RISQUES VERSUS RAPIDITÉ́ ?
À RISQUE ACCEPTABLE, PERTE ACCEPTABLE

Dans notre ère de progrès technologique et d’innovation rapide, la quête de la rapidité est omniprésente. Elle l’est encore plus aujourd’hui avec la pression exercée par la Russie sur le monde occidental et le besoin d’obtenir rapidement des armements. Aller plus vite peut donc être un des facteurs de succès d’une opération militaire. Cependant, cette course vers la rapidité peut comporter des risques, qu’il est nécessaire d’appréhender. Dans cet article, nous nous pencherons sur la dynamique complexe entre les avantages de la rapidité et les risques qu’elle peut présenter. 

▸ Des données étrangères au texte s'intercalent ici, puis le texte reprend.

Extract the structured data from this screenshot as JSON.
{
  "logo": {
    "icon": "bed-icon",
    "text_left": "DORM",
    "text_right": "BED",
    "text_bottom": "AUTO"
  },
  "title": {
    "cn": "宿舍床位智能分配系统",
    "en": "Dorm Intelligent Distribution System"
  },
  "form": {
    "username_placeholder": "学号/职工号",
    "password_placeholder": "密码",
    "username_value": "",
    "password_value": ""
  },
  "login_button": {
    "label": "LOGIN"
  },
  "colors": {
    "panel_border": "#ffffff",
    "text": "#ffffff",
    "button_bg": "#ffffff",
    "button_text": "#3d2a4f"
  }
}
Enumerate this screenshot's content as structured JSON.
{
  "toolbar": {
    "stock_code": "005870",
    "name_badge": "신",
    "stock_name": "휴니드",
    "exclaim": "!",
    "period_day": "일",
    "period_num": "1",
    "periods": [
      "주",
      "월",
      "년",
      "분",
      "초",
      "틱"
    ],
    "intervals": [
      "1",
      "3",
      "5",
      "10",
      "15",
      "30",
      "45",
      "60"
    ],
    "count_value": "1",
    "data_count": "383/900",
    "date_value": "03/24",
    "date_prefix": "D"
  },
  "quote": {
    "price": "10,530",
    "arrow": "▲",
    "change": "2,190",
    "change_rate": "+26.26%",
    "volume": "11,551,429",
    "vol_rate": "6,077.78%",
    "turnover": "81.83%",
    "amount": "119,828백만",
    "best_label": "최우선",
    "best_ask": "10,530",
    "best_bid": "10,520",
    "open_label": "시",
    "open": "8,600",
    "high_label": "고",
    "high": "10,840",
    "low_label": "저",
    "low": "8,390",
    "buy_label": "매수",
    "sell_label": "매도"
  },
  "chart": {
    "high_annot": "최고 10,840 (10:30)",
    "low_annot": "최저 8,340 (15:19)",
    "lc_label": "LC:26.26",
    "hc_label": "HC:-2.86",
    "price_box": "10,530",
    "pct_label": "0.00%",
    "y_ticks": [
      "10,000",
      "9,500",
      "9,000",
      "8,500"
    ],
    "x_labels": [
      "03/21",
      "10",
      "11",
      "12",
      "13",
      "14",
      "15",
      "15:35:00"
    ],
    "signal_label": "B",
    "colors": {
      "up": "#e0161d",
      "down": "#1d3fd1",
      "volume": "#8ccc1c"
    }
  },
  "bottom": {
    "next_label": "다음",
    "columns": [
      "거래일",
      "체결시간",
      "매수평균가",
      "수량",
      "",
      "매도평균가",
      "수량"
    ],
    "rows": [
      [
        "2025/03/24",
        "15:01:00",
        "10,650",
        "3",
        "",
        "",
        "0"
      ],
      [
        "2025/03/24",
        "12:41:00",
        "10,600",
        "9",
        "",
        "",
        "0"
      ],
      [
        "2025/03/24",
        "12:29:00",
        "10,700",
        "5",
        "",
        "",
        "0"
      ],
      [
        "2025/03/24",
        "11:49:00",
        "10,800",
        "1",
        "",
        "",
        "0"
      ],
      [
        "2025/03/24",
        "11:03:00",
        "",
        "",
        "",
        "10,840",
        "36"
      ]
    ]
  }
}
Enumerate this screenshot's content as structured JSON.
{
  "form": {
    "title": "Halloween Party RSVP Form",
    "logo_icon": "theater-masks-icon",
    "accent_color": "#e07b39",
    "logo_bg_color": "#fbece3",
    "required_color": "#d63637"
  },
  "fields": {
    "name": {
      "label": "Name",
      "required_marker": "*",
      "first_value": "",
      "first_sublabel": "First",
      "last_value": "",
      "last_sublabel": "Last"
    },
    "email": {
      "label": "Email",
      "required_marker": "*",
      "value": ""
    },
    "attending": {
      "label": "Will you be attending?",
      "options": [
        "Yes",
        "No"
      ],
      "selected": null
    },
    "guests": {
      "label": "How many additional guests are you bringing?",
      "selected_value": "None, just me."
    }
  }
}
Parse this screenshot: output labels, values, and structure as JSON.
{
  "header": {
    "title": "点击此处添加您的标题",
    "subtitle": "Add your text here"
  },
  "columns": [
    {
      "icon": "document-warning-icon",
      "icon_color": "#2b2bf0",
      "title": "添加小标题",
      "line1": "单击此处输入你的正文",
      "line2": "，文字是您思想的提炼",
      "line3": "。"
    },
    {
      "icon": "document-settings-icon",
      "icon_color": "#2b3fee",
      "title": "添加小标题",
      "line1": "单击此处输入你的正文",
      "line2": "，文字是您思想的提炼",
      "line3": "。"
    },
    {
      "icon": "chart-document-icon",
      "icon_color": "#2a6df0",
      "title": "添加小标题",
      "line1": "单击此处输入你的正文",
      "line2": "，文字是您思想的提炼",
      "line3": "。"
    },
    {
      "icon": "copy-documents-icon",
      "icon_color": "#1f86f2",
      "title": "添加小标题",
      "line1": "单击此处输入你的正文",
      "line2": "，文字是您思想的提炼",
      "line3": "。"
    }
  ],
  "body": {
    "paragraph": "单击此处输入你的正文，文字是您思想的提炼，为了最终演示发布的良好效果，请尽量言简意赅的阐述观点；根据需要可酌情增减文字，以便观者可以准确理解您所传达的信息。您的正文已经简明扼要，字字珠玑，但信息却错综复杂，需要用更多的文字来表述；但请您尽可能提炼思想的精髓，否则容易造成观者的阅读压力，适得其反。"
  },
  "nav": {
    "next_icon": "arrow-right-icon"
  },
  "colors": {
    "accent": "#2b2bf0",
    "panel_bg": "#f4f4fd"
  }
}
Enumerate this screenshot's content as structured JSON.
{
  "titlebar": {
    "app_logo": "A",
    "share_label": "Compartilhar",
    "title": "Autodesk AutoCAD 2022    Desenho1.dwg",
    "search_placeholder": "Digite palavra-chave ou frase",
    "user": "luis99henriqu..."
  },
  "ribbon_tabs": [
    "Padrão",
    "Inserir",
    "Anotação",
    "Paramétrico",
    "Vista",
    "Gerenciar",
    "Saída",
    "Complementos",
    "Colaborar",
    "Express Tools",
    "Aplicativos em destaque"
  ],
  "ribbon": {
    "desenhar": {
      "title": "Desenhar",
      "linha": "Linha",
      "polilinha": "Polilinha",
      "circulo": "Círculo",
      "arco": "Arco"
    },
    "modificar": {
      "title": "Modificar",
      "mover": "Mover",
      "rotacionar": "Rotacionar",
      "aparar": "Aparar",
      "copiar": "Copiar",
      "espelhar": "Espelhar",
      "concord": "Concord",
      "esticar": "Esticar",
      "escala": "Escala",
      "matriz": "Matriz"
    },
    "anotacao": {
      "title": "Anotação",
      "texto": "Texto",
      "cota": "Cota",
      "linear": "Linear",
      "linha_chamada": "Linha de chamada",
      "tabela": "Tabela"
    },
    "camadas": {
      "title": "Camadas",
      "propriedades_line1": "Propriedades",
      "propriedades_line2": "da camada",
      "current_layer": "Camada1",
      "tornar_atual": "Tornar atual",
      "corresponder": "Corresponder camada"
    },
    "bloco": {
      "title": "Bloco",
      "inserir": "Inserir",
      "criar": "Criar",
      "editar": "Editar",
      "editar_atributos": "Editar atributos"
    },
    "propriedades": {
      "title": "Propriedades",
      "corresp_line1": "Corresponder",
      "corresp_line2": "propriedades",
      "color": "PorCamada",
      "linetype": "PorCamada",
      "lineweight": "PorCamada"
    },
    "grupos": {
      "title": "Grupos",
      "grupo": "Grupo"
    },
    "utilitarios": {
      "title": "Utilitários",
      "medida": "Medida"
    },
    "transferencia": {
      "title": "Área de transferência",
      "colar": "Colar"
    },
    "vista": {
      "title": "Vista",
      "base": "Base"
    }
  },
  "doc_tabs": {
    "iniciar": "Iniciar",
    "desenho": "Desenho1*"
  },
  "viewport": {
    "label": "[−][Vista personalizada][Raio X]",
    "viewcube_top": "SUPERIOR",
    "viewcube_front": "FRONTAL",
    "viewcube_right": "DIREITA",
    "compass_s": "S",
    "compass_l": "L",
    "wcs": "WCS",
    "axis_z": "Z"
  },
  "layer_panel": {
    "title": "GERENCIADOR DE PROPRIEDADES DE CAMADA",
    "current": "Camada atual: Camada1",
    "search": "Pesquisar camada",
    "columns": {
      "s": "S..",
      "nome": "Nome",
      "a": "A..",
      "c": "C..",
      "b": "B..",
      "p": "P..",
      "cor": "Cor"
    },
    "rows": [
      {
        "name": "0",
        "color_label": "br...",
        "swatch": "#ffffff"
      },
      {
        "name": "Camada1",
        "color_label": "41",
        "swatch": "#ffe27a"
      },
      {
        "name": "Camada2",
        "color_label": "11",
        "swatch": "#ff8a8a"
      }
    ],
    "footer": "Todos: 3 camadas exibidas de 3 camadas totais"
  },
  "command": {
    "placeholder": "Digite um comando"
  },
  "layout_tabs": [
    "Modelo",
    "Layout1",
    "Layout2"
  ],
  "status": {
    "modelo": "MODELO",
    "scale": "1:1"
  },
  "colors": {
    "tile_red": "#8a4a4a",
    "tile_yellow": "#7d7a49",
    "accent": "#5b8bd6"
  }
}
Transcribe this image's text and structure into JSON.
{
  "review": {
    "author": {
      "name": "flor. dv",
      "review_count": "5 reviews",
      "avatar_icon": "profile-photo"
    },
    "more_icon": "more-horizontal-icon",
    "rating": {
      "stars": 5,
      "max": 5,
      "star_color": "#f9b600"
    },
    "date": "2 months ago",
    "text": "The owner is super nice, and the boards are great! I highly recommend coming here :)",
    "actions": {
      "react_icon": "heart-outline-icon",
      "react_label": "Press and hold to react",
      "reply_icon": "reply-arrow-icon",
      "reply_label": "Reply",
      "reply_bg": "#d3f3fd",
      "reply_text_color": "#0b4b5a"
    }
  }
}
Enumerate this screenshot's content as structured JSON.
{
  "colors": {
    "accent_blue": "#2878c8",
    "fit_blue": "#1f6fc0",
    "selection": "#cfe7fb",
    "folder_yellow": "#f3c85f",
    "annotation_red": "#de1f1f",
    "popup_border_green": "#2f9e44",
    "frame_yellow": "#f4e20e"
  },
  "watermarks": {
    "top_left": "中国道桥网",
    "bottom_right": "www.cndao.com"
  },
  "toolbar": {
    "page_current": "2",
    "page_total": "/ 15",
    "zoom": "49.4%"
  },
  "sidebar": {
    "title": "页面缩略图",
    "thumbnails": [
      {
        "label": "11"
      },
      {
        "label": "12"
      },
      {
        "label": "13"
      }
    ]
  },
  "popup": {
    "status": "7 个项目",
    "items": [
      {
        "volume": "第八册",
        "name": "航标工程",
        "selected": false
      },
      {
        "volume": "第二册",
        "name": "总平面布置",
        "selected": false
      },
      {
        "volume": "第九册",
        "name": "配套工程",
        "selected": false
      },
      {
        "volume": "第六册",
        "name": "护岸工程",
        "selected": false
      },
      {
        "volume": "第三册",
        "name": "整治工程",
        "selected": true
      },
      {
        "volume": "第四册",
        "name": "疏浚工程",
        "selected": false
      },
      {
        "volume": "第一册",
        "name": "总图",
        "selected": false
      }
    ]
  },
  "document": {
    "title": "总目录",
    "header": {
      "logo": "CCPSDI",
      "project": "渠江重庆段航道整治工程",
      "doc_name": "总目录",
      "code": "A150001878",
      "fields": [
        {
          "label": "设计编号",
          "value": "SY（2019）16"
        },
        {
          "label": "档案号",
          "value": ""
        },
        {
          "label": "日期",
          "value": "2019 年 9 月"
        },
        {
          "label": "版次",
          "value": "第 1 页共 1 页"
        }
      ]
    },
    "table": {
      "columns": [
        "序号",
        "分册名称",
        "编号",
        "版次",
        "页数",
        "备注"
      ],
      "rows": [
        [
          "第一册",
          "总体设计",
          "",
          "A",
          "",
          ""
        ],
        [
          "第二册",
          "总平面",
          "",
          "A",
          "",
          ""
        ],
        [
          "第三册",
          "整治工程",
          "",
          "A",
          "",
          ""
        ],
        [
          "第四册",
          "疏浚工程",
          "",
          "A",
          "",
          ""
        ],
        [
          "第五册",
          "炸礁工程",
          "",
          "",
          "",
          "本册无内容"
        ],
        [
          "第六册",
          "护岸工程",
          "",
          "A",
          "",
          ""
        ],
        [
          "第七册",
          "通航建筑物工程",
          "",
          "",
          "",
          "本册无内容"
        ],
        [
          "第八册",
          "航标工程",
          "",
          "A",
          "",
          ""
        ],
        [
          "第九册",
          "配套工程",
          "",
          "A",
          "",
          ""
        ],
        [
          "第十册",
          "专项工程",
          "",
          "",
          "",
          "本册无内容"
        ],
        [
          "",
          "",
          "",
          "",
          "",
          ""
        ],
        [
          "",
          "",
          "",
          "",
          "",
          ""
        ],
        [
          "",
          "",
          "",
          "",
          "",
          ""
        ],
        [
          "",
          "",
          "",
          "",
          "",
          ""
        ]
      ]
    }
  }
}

Le plus simple pour aborder cette question est de partir du traditionnel cycle en V et d’identifier les sources de gain de rapidité et les inconvénients associés. Les trois grandes phases sont : conception, réalisation et tests, qualification. À celles-ci, il est nécessaire d’ajouter la phase de fabrication nécessaire à l’obtention de l’objet final. Les phases de maintenance sont des cas particuliers du cycle en V. 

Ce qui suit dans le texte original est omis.